Del tutto irrilevante appare, inoltre, il riferimento al contenuto di una circolare ministeriale.

Va ribadito, a tale proposito, quanto già affermato da questa Corte in ordine alla natura non vincolate delle circolari (Sez. 3 n. 19330, 17 maggio 2011) ed osservato come il completamento mediante pannelli prefabbricali – del tutto improbabile in un edificio di tre piani in cemento armato la cui tamponatura, nel piano seminterrato, risultava iniziata mediante conci in tufo – resta una mera ed indimostrata ipotesi.

Altrettanto immune da censure risulta la subordinazione della sospensione condizionale della pena alla demolizione del manufatto abusivamente costruito.

Sul punto il ricorso si palesa del tutto generico e si limita a lamentare la insufficienza della motivazione.

In merito deve ricordarsi che è ormai pacificamente riconosciuta la possibilità, per il giudice penale, di subordinare l’applicazione della sospensione condizionale alla demolizione delle opere abusive.

Tale possibilità è stata confermata anche dalle Sezioni Unite di questa Corte (SS. UU. n. 714, 3 febbraio 1997), le quali hanno ammesso la legittimità della sospensione condizionale subordinata alla demolizione che appare, peraltro, giustificata dalla circostanza che la presenza sul territorio di un manufatto abusivo rappresenta, indiscutibilmente, una conseguenza dannosa o pericolosa del reato, da eliminare (v. anche 3 n. 38071, 16 ottobre 2007).

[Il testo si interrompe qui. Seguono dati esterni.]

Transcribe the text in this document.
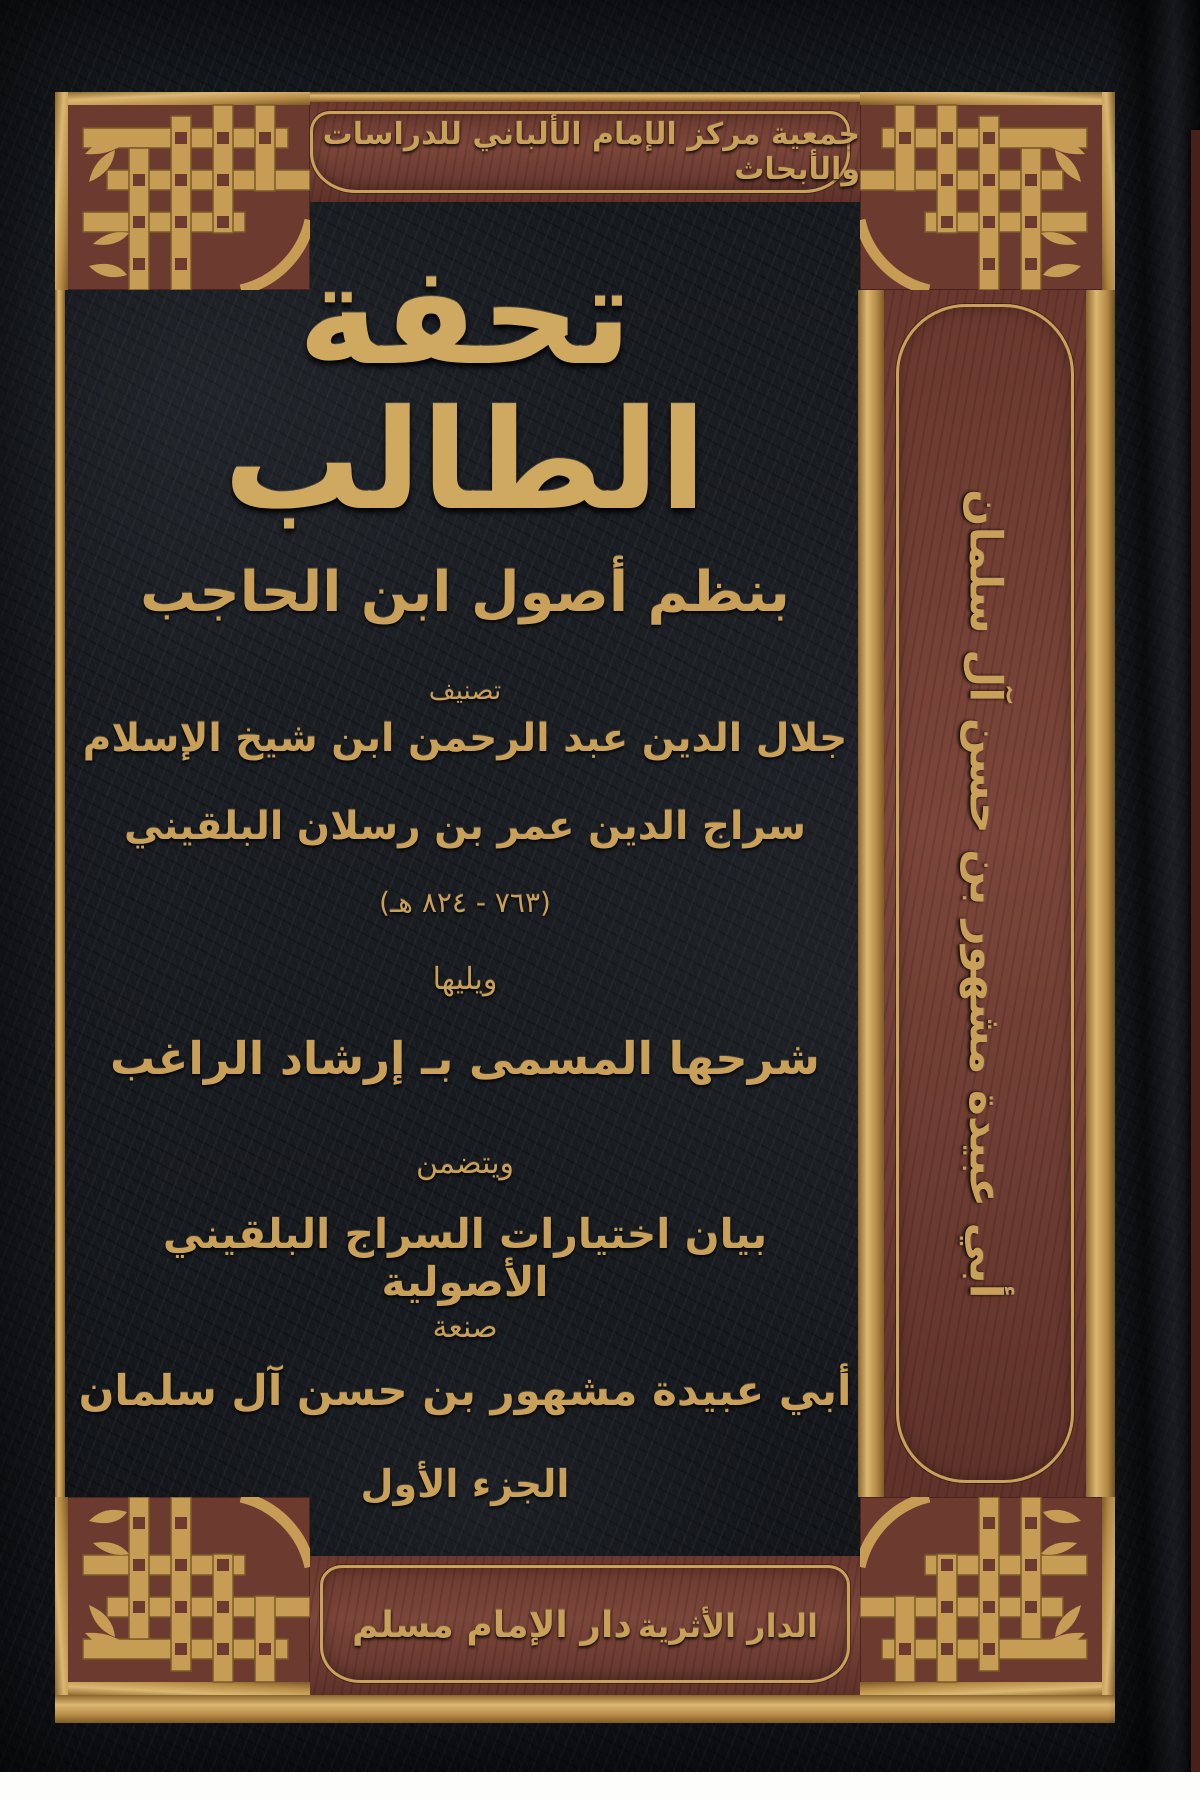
جمعية مركز الإمام الألباني للدراسات والأبحاث
أبي عبيدة مشهور بن حسن آل سلمان
تحفة الطالب
بنظم أصول ابن الحاجب
تصنيف
جلال الدين عبد الرحمن ابن شيخ الإسلام
سراج الدين عمر بن رسلان البلقيني
(٧٦٣ - ٨٢٤ هـ)
ويليها
شرحها المسمى بـ إرشاد الراغب
ويتضمن
بيان اختيارات السراج البلقيني الأصولية
صنعة
أبي عبيدة مشهور بن حسن آل سلمان
الجزء الأول
دار الإمام مسلم الدار الأثرية
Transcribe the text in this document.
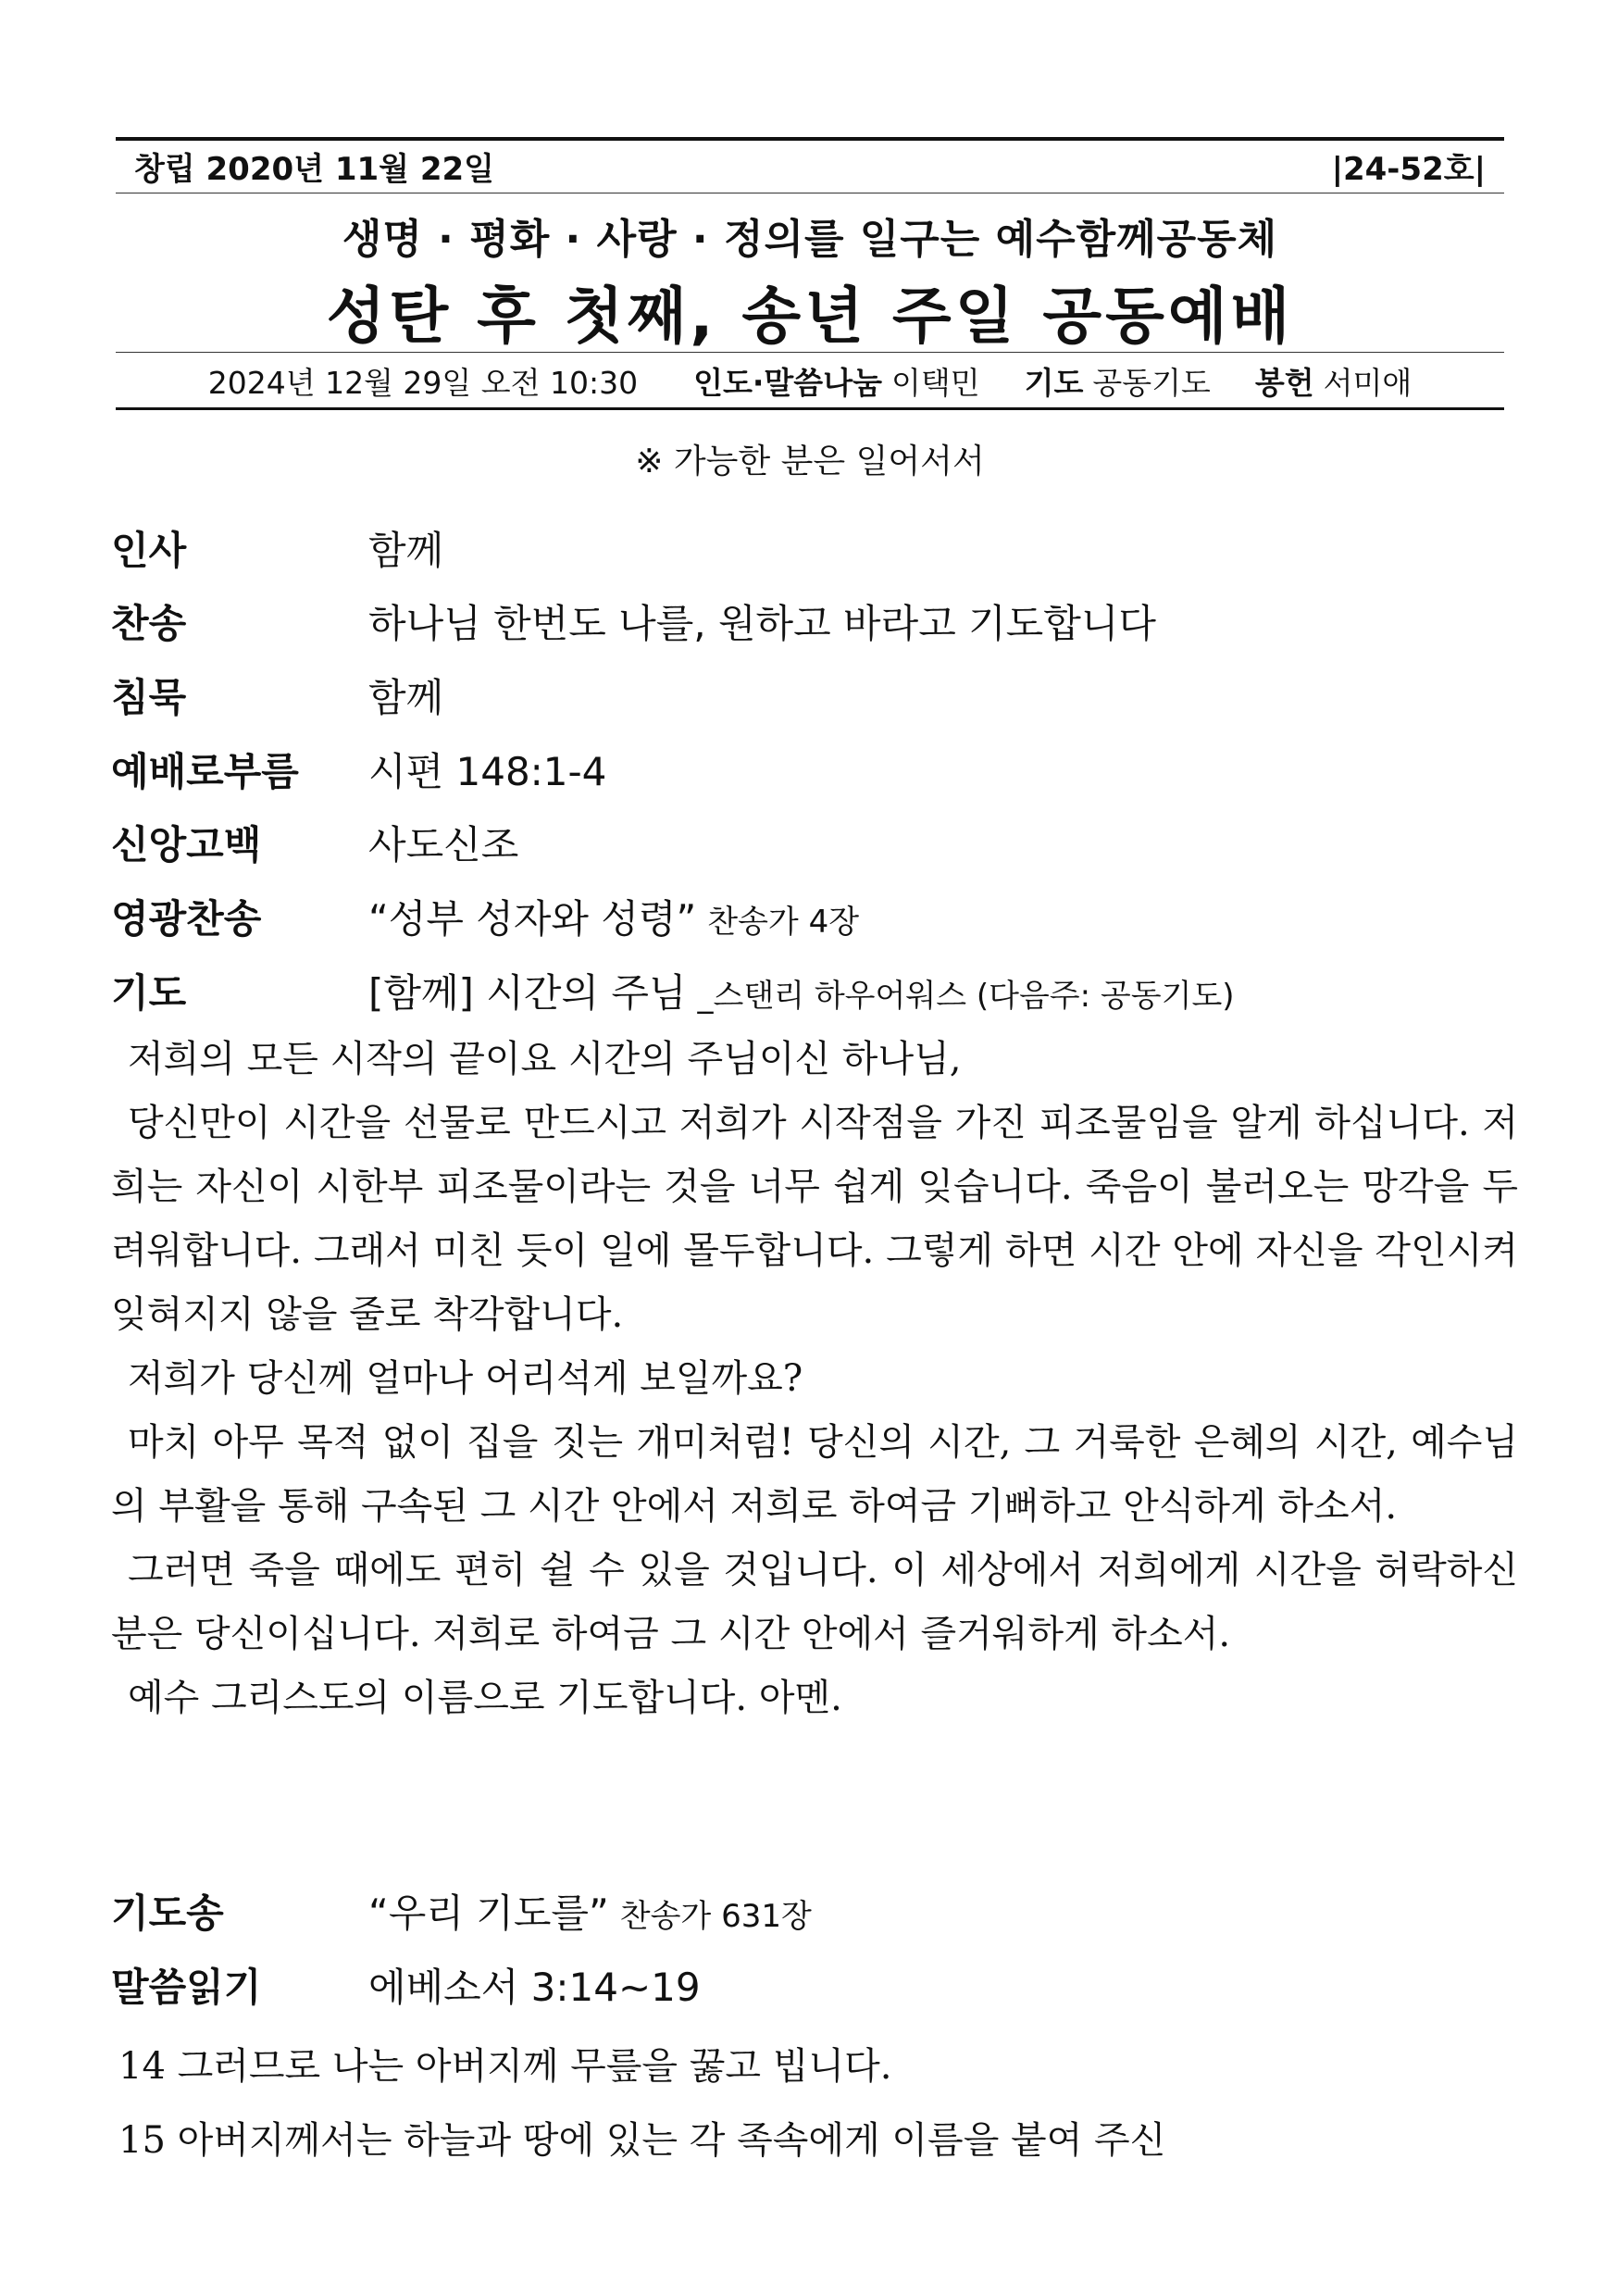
창립 2020년 11월 22일	|24-52호|
생명 · 평화 · 사랑 · 정의를 일구는 예수함께공동체
성탄 후 첫째, 송년 주일 공동예배
2024년 12월 29일 오전 10:30 인도·말씀나눔 이택민 기도 공동기도 봉헌 서미애
※ 가능한 분은 일어서서
인사	함께
찬송	하나님 한번도 나를, 원하고 바라고 기도합니다
침묵	함께
예배로부름	시편 148:1-4
신앙고백	사도신조
영광찬송	“성부 성자와 성령” 찬송가 4장
기도	[함께] 시간의 주님 _스탠리 하우어워스 (다음주: 공동기도)

저희의 모든 시작의 끝이요 시간의 주님이신 하나님,

당신만이 시간을 선물로 만드시고 저희가 시작점을 가진 피조물임을 알게 하십니다. 저희는 자신이 시한부 피조물이라는 것을 너무 쉽게 잊습니다. 죽음이 불러오는 망각을 두려워합니다. 그래서 미친 듯이 일에 몰두합니다. 그렇게 하면 시간 안에 자신을 각인시켜 잊혀지지 않을 줄로 착각합니다.

저희가 당신께 얼마나 어리석게 보일까요?

마치 아무 목적 없이 집을 짓는 개미처럼! 당신의 시간, 그 거룩한 은혜의 시간, 예수님의 부활을 통해 구속된 그 시간 안에서 저희로 하여금 기뻐하고 안식하게 하소서.

그러면 죽을 때에도 편히 쉴 수 있을 것입니다. 이 세상에서 저희에게 시간을 허락하신 분은 당신이십니다. 저희로 하여금 그 시간 안에서 즐거워하게 하소서.

예수 그리스도의 이름으로 기도합니다. 아멘.

기도송	“우리 기도를” 찬송가 631장
말씀읽기	에베소서 3:14~19
14 그러므로 나는 아버지께 무릎을 꿇고 빕니다.
15 아버지께서는 하늘과 땅에 있는 각 족속에게 이름을 붙여 주신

La funzione di eliminare le conseguenze dannose del reato giustificava pertanto la scelta dei giudici del gravame, i quali hanno chiaramente evidenziato, assolvendo così all’obbligo motivazionale, il negativo impatto sul tessuto urbanistico del fabbricato abusivo e la dimostrata volontà del ricorrente di non voler procedere alla sua eliminazione.

Va infine osservato che il termine massimo di prescrizione dei reati, accertati il 12 novembre 2001, alla data della sentenza impugnata non era maturato.

La inammissibilità del ricorso – infine – non consente il fermarsi di un valido rapporto di impugnazione, per cui non può tenersi conto della prescrizione del reato che venga eventualmente a scadere in epoca successiva alla pronuncia della sentenza impugnata ed alla presentazione dell’atto di gravame (S.U. n. 32, 21 dicembre 2000).

Alla declaratoria di inammissibilità – non potendosi escludere che essa sia ascrivibile a colpa del ricorrente (Corte Cost. 7-13 giugno 2000, n. 186) – consegue l’onere delle spese del procedimento, nonchè quello del versamento, in favore della Cassa delle ammende, della somma, equitativamente fissata, di Euro 1.000,00.

P.Q.M.

Dichiara inammissibile il ricorso e condanna il ricorrente al pagamento delle spese del procedimento e della somma di Euro 1.000,00 in favore della cassa delle Ammende.

Testo non ufficiale. La sola stampa del bollettino ufficiale ha carattere legale.